PostgreSQL

Optimize PostgreSQL: Minor Version Upgrade Guide

A Journey Through PostgreSQL’s Minor Upgrade Landscape

Anas Anjaria
6 min readMar 3, 2024

This story is about how I upgraded our self-managed production system running PostgreSQL with Timescale database.

When it comes to upgrading PostgreSQL database, there are 2 ways to handle upgrade:

  1. Minor version upgrade.
  2. Major version upgrade.

Minor version upgrades are comparatively easy and backward compatible, whereas major version upgrades are complex as they modify the internal data storage format. It also means that major version upgrades are not backward compatible.

This post focuses on minor version upgrade. There is a dedicated post for major version upgrade 😉.

Cluster Overview

High-level overview of our PostgreSQL cluster

Our cluster consists of 3 nodes in AWS cloud.
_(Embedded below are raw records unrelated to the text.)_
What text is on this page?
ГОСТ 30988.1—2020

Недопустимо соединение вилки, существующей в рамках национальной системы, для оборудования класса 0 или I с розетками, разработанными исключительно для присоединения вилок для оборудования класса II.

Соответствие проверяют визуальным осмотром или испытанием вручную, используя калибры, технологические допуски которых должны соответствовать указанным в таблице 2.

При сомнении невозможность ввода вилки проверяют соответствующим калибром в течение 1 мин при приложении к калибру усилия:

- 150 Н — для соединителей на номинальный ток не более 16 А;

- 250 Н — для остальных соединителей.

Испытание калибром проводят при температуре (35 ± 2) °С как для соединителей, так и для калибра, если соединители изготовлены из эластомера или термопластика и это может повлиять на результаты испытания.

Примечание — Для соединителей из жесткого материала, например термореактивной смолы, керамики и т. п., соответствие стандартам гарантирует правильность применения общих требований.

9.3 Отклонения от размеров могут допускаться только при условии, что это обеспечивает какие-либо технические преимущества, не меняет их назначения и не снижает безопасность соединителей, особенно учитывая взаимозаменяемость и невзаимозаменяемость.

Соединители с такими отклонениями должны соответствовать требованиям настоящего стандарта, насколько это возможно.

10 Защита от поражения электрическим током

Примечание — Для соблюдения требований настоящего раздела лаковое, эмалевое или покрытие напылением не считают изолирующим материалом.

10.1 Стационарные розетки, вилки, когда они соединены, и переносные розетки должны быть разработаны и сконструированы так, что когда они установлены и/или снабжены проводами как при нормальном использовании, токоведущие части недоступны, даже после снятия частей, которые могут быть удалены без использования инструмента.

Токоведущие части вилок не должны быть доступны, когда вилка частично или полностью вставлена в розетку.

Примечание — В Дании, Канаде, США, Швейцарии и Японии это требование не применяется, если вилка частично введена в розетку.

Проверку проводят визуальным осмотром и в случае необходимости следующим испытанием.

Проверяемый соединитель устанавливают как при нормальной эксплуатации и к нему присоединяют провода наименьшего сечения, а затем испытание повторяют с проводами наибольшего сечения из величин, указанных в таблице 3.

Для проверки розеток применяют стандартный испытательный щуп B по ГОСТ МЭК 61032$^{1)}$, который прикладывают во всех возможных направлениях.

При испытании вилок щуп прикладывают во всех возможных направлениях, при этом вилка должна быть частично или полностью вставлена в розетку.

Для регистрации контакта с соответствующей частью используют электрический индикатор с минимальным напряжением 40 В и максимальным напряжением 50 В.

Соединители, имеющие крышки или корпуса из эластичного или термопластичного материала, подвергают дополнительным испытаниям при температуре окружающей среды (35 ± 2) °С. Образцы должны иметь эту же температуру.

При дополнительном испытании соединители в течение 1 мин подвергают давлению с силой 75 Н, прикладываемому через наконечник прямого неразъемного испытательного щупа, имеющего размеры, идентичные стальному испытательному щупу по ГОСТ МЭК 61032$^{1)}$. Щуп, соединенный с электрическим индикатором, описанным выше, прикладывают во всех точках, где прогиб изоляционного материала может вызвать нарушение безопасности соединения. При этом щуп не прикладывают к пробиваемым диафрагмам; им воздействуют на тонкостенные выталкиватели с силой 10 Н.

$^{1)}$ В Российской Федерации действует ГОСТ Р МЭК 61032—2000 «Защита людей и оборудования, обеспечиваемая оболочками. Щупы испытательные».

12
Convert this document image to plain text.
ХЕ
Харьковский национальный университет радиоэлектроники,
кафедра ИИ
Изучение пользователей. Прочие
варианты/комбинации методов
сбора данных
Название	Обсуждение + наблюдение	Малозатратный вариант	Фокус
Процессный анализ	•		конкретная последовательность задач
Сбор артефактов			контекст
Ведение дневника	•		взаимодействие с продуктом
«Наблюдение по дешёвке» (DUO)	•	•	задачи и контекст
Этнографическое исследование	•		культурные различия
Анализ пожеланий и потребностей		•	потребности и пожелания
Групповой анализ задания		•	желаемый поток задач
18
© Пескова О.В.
Each node runs the following components:

  1. PostgreSQL with Timescale DB — Manages time-series data.
  2. Patroni — Ensures high availability with automatic replication and failover.
  3. HAProxy —Acts as a load balancer, distributing write workloads to a leader node and read workloads to replica nodes.

etcd nodes are dedicated AWS EC2 instances.

Now that we understand our cluster’s architecture, let’s dive into the upgrade process

Prerequisites

Before embarking on the upgrade process, it’s imperative to address several key aspects:

  1. Cluster ground-truth — Compile a comprehensive list of all potential use cases supported by the cluster to validate functionality during testing.
  2. Review release notes —Even though minor version upgrades are typically backward-compatible, reviewing release notes is essential to be aware of any changes that could impact our production system.
  3. Compatibility matrix —Ensure compatibility among the various components within the cluster during the upgrade process.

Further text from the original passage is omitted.